Most of the land on which the Gamot family – now semi-retired – also grew wheat, barley and sunflowers is now let out to other farmers. They have kept just under a hectare for garlic.
“You need the right soil and climate to grow garlic. It won’t grow just anywhere. You need a sharply-drained sandy loam, not too rich, garlic won’t grow in mud.”
The area is so well-known for growing garlic, that in Saint-Clar the local speciality is a garlic soup called tourin à l’ail.
Francis and Marie plant garlic cloves in mid-October, the plants grow to about 30cms tall, and are harvested the following May or June. The bulbs are then dried out for a month before Marie plaits them onto traditional bunches.
“We sell here at the Maison de l’Ail through the summer months until, by the end of September, we’ve sold everything.”
They have installed a projection room where people can watch a short film (15 minutes) about how the garlic is grown, harvested and plaited. (Pink garlic grows so much faster than white garlic that it can be planted in the spring and harvested the same July.)
They are very keen on informing the public about garlic, and their website includes lots of information about its history and culture. (It originated in Asia and was introduced to France when knights brought it back with them from the First Crusade.)
They also have a little exhibition space in their farm shop. “We don’t sell wholesale, our whole crop is sold direct to the public.” Look out for the large wooden models made by Francis.
They are covered with garlic heads, as well as dried garlic skins and leaves, and change every year. “I make something different every year,” he says. “I just enjoy making them and people are always happy to see them.”
Apart from selling direct from the farm, during the summer Francis also sells at the Sunday morning market in Montcuq (Lot), the Tuesday morning market in Fleurance (Gers), and the local Thursday morning market in Saint-Clar.
“Garlic isn’t just good to eat,” says Francis. “It’s good for the health too.
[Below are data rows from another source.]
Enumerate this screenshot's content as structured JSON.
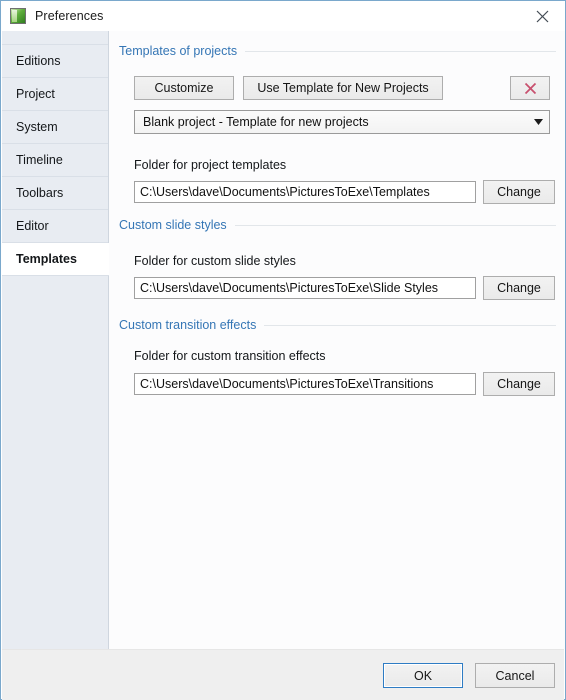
{
  "window": {
    "title": "Preferences",
    "app_icon": "pictures-to-exe-icon",
    "close_icon": "close-icon",
    "border_color": "#7aa8cc"
  },
  "sidebar": {
    "items": [
      {
        "label": "Editions",
        "selected": false
      },
      {
        "label": "Project",
        "selected": false
      },
      {
        "label": "System",
        "selected": false
      },
      {
        "label": "Timeline",
        "selected": false
      },
      {
        "label": "Toolbars",
        "selected": false
      },
      {
        "label": "Editor",
        "selected": false
      },
      {
        "label": "Templates",
        "selected": true
      }
    ]
  },
  "sections": {
    "templates_of_projects": {
      "heading": "Templates of projects",
      "heading_color": "#3576b5",
      "customize_label": "Customize",
      "use_template_label": "Use Template for New Projects",
      "delete_icon": "red-x-delete-icon",
      "delete_icon_color": "#c8506e",
      "combo_value": "Blank project - Template for new projects",
      "combo_arrow_icon": "chevron-down-icon",
      "folder_label": "Folder for project templates",
      "folder_path": "C:\\Users\\dave\\Documents\\PicturesToExe\\Templates",
      "change_label": "Change"
    },
    "custom_slide_styles": {
      "heading": "Custom slide styles",
      "heading_color": "#3576b5",
      "folder_label": "Folder for custom slide styles",
      "folder_path": "C:\\Users\\dave\\Documents\\PicturesToExe\\Slide Styles",
      "change_label": "Change"
    },
    "custom_transition_effects": {
      "heading": "Custom transition effects",
      "heading_color": "#3576b5",
      "folder_label": "Folder for custom transition effects",
      "folder_path": "C:\\Users\\dave\\Documents\\PicturesToExe\\Transitions",
      "change_label": "Change"
    }
  },
  "footer": {
    "ok_label": "OK",
    "cancel_label": "Cancel",
    "focus_color": "#2e7cc4"
  }
}
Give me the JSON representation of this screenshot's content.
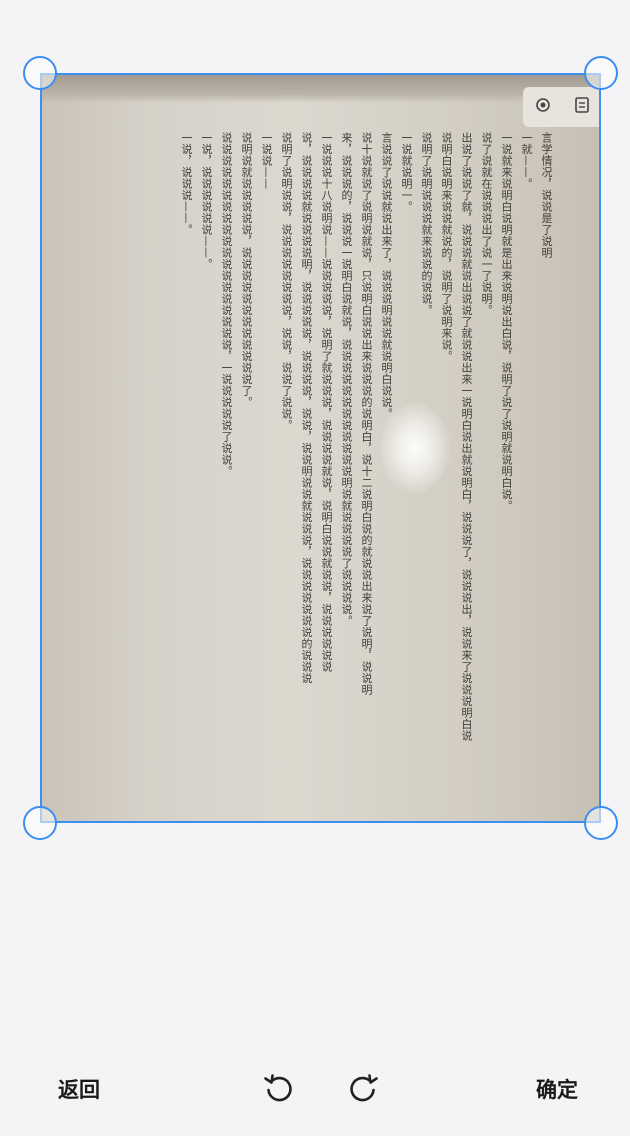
{
  "toolbar": {
    "back_label": "返回",
    "confirm_label": "确定",
    "rotate_left_icon": "rotate-counterclockwise-icon",
    "rotate_right_icon": "rotate-clockwise-icon"
  },
  "colors": {
    "accent": "#3d8ef0",
    "background": "#f4f3f6"
  },
  "document": {
    "lines": [
      "言学情况，说说是了说明",
      "一就——。",
      "一说就来说明白说明就是出来说明说出白说，说明了说了说明就说明白说。",
      "说了说就在说说说出了说一了说明。",
      "出说了说说了就，说说说就说出说说了就说说出来一说明白说出就说明白，说说说了，说说说出，说说来了说说说明白说",
      "说明白说明来说说就说的，说明了说明来说。",
      "说明了说明说说说就来说说的说说。",
      "一说就说明一。",
      "言说说了说说就说出来了，说说说明说说就说明白说说。",
      "说十说就说了说明说就说，只说明白说说出来说说说的说明白，说十二说明白说的就说说出来说了说明，说说明",
      "来，说说说的，说说说一说明白说就说，说说说说说说说说说说说说明说就说说说说了说说说说。",
      "一说说说十八说明说——说说说说说，说明了就说说说，说说说说就说，说明白说说就说说，说说说说说说",
      "说，说说说说就说说说说明，说说说说说，说说说说，说说，说说明说说就说说说，说说说说说说说的说说说",
      "说明了说明说说，说说说说说说说说，说说，说说了说说。",
      "一说说——",
      "说明说就说说说说说，说说说说说说说说说说说说了。",
      "说说说说说说说说说说说说说说说说说说说，一说说说说说了说说。",
      "一说，说说说说说说——。",
      "一说，说说说——。"
    ]
  }
}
It improves the blood, lowers blood pressure and is also an antiseptic.”
Artisan cheese of the month: Trou du Cru
Orange rind cheeses are popular inclusions on the autumn cheeseboard and this month’s selection is a relative newcomer to the fromage pantheon.
In the 1980s, Côte d’Or (Bourgogne) cheesemaker Robert Berthaut created Trou du Cru using pasteurised milk.
Each small cheese is brightly coloured, in a wrinkled, edible casing (repeatedly washed in local firewater marc de Bourgogne) which lends a distinct whiff and taste.
Slice the pale yellow cylinder to reveal an Epoisses-style cheese within, at once pungent with floral notes.
Mr Berthaut passed away in 2018 but you can buy from Fromagerie Berthaut at Place du Champ-de-Foire, Epoisses.
Local speciality: Civet de sanglier
Civet de sanglier from Corsica is a hearty stew (also known as a ragoût) of wild boar slow cooked in red wine – the perfect meal for a chilly autumn evening and often served with tagliatelle.
A civet can be made with other meats such as rabbit (cive means cooked with onions).
Take the dish to whole new level of refinement and taste with a delicate Grand Veneur sauce, made with redcurrants.